You have a very weird definition of luck. Most of what you list I call biology and geopraphy.
And I bet anything related to human behaviors is psychology and sociology. Luck doesn't mean something is causeless.
Christianity unyting Europe? Maybe try reading some basic history book of the time period of Europe. Spoiler: Religious wars will be pretty prominent, bloody and at times incredibly destructive - and highly divisive. A great boon and huge luck indeed. I also have a hard time imagining what you mean by a united Europe: thats a great idea that never in history came to existence - at least this far.
Not uniting them as one country. I mean giving them a shared institution (Catholic Church), and a reason to see each other as something more than rivals to be mercilessly conquered. Not to mention the fact that it granted kings legitimacy with the divine right to rule idea.
And how did the europeans not play by the same rules? They die just as easily as any other people, they are neither inherently smarter or tougher than others. The rules were the same. That in this time period they used their initially very meagre resources in a way that enabled them to conquer more resources and finally conquer a big chunk of the world means that they were doing something seriously better than the others - if the goal was conquest and looting that is.
For many parts of the world, large-scale conquest and looting wasn't on the agenda, but that doesn't matter.
The bigger part has already been outlined. The Ottomans put them into checkmate by destroying Byzantium and disrupting trade along the Silk Road, and then they discover a previously unknown route to India that can compete with the Silk Road (by going around Africa), and simultaneously discover two massive, mineral-rich continents whose populations are easily swayed into allying with your explorers and who have a tendency to die to disease when contact is made, making conquests and establishment of legitimacy a breeze. If any writer pulled that in a novel, it would be decried as pure bologna. 7.8/10? More like 3/10. The writer needs to stop and re-evaluate his life, because this clearly isn't the right profession for him. Imagine if this happened in World of Warcraft. The Alliance manages to cut off Horde trade and corner them. Their tech was enough to destroy Orgrimmar, and they have every reason to win.
Suddenly, the Horde discovers two more continents that are filled with pushovers, gold, silver, and exotic goods, while simultaneously finding a way around the trade lockdown. They steal whatever tech they can, and use this newfound Deus Ex Machina to eventually destroy the Alliance. That's not a twist. That's bad writing from a Horde fanboy.
I'll repeat it here so the point isn't lost.
Christianity existing to unite Europe? Luck.
Columbus screwing up Italian and Arabic miles but still reaching the New World? Luck.
The Aztecs having the gold Europe needed when the Ottomans were about to cause a continental economic crash? Luck.
The natives who owned those resources being extremely vulnerable to Old World diseases? Luck.
The Aztec capital encountering a famine right as the Spanish-led coalition is on its doorstep? Luck.

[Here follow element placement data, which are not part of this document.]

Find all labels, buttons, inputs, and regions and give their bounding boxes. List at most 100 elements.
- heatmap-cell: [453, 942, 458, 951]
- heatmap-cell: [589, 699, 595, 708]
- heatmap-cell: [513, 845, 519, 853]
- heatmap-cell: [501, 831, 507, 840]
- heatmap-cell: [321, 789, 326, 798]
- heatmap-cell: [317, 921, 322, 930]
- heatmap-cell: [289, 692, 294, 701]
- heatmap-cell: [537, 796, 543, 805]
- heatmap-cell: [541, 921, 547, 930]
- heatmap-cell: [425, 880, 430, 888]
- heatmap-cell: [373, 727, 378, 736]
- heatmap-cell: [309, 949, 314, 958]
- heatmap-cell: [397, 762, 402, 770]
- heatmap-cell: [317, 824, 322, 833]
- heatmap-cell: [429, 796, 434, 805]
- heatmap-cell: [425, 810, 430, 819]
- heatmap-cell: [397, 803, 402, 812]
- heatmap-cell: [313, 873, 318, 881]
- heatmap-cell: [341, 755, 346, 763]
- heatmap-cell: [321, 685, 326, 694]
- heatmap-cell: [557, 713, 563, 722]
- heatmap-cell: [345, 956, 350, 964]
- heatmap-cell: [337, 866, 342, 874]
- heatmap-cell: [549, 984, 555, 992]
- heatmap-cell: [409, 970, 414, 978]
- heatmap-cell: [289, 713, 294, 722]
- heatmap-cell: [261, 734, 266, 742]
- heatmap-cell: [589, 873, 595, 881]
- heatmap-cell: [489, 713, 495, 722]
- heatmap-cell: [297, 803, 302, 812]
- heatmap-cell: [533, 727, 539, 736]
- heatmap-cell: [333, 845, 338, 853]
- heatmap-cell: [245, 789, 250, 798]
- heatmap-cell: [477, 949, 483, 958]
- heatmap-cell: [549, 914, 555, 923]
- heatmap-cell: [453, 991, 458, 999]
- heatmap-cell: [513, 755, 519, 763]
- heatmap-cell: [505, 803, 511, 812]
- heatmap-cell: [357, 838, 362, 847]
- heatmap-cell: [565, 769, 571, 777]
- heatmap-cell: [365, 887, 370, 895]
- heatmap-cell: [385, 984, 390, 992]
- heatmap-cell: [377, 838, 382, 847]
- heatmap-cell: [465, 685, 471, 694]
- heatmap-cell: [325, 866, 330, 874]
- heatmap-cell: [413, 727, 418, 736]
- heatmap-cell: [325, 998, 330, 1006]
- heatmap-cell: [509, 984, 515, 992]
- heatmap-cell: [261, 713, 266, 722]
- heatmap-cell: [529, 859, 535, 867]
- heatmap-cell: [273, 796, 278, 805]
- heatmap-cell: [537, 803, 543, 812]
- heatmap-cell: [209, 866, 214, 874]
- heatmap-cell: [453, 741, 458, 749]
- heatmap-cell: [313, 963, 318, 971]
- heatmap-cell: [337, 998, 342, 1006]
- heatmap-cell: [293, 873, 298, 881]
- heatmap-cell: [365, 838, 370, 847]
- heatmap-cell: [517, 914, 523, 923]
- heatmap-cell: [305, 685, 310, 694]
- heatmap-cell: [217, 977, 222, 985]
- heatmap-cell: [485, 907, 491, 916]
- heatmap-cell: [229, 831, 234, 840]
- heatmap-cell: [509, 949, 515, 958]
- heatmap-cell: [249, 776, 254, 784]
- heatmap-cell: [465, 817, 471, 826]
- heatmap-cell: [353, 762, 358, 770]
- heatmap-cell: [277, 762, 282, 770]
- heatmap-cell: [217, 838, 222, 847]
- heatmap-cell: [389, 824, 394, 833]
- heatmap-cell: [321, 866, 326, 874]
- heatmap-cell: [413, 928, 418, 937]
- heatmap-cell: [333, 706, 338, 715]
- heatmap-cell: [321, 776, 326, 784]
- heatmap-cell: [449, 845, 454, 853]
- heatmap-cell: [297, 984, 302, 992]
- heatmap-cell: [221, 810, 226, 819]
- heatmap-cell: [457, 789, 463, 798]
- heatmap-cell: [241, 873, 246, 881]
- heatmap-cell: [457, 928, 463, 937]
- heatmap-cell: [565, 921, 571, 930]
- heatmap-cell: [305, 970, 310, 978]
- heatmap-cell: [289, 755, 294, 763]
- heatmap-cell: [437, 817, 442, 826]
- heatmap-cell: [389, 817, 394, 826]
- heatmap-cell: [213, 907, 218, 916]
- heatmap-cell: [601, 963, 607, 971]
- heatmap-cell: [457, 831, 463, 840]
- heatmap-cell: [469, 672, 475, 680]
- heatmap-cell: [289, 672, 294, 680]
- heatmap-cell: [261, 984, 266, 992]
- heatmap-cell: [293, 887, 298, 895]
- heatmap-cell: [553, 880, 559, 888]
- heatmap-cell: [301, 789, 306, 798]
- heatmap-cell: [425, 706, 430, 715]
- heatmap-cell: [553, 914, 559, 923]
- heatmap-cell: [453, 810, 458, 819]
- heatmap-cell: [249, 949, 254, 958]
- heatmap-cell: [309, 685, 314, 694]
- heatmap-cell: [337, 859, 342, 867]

All of this happening as the Inca, people who based their Empire's legitimacy on its ability to expand their borders and who built a massive road along the Empire, running out of land to conquer? Luck.
South America being covered in mineral riches? Luck.
The North Sea being just inhospitable enough for the British to be able to get away with privateering Spanish gold? Luck.
An ocean route to India existing? Luck.
The Muslims who occupied Iberia just happening to have the technology required to sail for long distances, but not using it for Atlantic exploration earlier? Luck.
Africans being able to survive the working conditions for farming sugar? Luck.
Kilwans lacking the ability to fight off Portuguese exploration vessels? Luck.
The Indian Ocean being chock full of goods that would sell well in Europe, right as the Europeans came into possession of extremely high amounts of mineral wealth through the Americas? Luck.
Literally everything that happened in India? Luck.
They were given a technological catch-up button with the Silk Road and the fall of the Byzantine Empire, a crap ton of mineral wealth from the Americas, sailing technology from the Muslims, and the perfect position for snowballing, since they got their wealth by looting the existing trade routes from half the globe away. All the while, Eastern Europeans were loyal enough to their faith, something they got from Israel, to defend them instead of turning on them to loot them for the gold they were bringing in.
If Europe was playing according to the same rules as everyone else, they would've collapsed from the Ottoman disruption of the Silk Road's trade. They would not have found two continents full of Deus Ex Machina set specifically to be easily conquered right as the Europeans arrived.